Desde ayer, una legión de voluntarios de la
independencia catalana ha tomado el relevo. Quieren hacer una encuesta puerta a
puerta cual vendedores del Círculo de Lectores o cambiadores de compañías
eléctricas. No pretenden convencer dicen sus jefes con la boca pequeña. Yo, por
si acaso, me he descargado su Atalaya y me la estoy empollando a trocitos. Ayer
les descubrí a mis alumnos que se había publicado cibernéticamente EL LIBROBLANCO DE LA TRANSICIÓN NACIONAL (presentado pomposamente en la Generalitat por
el rey Artur y su flequillo). Un comité de expertos (¿?) lo ha elaborado con
mucho esmero y cariño. Les alenté a su lectura (supongo que reminiscencia de
los testigos de Jehová) y me miraron con cara de gamusino. ¿Cuántas páginas
tiene, profe? Cuando les respondí que solo la síntesis tenía 140 sus carcajadas
se oyeron de uno a otro confín del aula. Les hablé de la importancia de las
fuentes primarias en la Historia, las carcajadas siguieron a un ritmo
frenético. Ya entendí en ese preciso momento porque es tan necesario que en el referéndum
(o consulta o el eufemismo que se quiera) se rebaje el censo hasta los 16 años.

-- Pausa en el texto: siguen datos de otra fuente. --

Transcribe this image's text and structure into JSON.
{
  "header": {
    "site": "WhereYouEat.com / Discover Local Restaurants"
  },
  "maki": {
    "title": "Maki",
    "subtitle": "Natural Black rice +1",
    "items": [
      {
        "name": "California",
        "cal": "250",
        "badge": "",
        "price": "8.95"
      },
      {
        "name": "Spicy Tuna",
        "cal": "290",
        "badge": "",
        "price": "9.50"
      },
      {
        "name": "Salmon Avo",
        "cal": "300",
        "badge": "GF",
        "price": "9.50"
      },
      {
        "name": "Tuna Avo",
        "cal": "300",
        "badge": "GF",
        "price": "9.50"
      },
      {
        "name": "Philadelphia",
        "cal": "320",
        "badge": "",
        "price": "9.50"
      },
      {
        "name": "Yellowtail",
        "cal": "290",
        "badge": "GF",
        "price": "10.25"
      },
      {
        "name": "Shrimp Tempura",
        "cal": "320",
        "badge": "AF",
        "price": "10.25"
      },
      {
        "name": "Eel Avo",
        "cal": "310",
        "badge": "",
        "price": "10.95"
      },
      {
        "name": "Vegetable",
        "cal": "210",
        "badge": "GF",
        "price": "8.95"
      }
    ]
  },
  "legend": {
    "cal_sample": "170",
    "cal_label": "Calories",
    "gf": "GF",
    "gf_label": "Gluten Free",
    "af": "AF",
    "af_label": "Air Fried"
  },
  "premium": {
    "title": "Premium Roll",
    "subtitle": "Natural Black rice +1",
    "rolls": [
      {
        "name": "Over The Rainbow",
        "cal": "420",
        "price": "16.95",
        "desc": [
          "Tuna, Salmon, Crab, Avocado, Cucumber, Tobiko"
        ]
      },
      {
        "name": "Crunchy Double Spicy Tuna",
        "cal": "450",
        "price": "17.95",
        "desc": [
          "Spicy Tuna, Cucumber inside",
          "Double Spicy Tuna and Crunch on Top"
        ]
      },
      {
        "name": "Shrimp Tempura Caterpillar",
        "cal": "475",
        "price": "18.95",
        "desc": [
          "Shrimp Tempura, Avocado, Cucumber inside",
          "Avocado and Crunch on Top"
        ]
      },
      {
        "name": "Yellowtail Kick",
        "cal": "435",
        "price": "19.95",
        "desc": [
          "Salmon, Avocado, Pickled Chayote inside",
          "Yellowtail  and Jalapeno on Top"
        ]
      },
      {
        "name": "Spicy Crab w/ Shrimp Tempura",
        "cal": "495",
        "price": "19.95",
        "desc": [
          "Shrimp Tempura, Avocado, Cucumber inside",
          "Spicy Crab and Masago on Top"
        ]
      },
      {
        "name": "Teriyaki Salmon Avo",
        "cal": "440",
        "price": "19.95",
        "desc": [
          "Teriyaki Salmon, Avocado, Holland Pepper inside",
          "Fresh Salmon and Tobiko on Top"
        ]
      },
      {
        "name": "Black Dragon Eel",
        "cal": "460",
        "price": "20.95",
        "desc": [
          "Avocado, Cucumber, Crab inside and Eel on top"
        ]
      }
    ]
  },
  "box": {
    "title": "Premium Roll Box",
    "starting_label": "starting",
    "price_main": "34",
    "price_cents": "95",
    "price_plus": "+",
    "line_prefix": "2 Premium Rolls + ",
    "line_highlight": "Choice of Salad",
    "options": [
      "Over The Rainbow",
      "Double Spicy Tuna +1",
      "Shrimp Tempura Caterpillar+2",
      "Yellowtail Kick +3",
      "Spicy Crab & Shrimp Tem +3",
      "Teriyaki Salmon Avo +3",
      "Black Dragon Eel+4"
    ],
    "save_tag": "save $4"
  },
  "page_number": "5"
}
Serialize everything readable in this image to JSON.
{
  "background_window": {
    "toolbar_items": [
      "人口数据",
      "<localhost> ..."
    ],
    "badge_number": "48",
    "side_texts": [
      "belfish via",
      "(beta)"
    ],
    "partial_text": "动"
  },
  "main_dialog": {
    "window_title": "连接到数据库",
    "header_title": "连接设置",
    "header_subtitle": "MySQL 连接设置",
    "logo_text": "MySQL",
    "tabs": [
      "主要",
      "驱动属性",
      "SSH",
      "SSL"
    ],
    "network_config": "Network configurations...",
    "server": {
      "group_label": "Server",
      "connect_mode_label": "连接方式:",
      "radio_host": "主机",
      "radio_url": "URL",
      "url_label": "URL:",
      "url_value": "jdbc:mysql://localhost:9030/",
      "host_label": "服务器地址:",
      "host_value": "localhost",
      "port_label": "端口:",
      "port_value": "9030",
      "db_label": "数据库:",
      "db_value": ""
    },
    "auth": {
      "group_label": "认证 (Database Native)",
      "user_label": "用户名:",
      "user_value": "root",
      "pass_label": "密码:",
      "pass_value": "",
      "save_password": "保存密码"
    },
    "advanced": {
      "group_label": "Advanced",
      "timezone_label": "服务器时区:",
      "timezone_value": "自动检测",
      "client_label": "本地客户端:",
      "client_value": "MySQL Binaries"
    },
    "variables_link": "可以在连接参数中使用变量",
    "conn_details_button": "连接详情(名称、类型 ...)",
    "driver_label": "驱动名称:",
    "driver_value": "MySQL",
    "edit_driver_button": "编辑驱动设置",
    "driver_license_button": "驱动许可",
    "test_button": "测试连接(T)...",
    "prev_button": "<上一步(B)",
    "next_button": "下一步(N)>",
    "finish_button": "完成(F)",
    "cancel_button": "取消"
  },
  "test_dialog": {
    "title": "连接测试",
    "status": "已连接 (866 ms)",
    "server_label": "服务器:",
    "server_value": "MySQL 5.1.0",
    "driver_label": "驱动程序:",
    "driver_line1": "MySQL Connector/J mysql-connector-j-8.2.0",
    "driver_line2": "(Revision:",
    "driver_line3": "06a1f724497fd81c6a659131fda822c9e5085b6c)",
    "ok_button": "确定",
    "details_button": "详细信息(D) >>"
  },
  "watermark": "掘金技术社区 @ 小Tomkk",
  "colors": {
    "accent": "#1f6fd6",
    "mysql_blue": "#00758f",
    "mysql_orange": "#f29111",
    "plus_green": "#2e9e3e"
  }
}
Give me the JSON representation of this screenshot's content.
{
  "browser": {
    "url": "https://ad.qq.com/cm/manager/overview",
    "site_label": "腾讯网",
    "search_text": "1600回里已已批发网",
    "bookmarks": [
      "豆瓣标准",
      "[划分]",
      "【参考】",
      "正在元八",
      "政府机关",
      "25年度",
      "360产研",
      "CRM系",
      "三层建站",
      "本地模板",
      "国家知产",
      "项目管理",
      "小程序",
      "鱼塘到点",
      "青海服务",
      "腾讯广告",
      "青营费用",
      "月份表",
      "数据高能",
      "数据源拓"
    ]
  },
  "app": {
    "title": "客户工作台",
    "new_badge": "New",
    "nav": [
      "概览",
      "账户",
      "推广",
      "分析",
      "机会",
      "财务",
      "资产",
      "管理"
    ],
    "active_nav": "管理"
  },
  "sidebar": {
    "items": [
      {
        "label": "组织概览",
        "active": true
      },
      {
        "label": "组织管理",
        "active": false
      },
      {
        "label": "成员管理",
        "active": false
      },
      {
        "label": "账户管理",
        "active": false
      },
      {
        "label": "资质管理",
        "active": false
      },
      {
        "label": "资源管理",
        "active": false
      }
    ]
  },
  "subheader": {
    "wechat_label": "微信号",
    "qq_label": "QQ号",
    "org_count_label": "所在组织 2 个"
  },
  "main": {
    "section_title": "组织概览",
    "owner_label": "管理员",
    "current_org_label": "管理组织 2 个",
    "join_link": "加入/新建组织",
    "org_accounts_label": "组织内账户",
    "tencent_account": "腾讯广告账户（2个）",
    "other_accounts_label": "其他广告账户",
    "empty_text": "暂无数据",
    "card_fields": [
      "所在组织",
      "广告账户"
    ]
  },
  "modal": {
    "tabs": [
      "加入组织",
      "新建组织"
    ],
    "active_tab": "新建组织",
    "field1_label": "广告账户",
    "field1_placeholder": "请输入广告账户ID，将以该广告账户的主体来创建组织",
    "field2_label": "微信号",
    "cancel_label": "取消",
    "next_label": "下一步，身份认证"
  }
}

En primer lugar no tienen ningún interés en leer la Atalaya y en segundo y más
importante, no tienen la comprensión lectora suficiente (certificado por todos
los PISAS) para entender lo que han ideado los pensadores a sueldo. Votarán con
el corazón, y ya sabemos lo que sucede cuando no se lee la letra pequeña, que
al final, te desahucian y lo firmaste tú.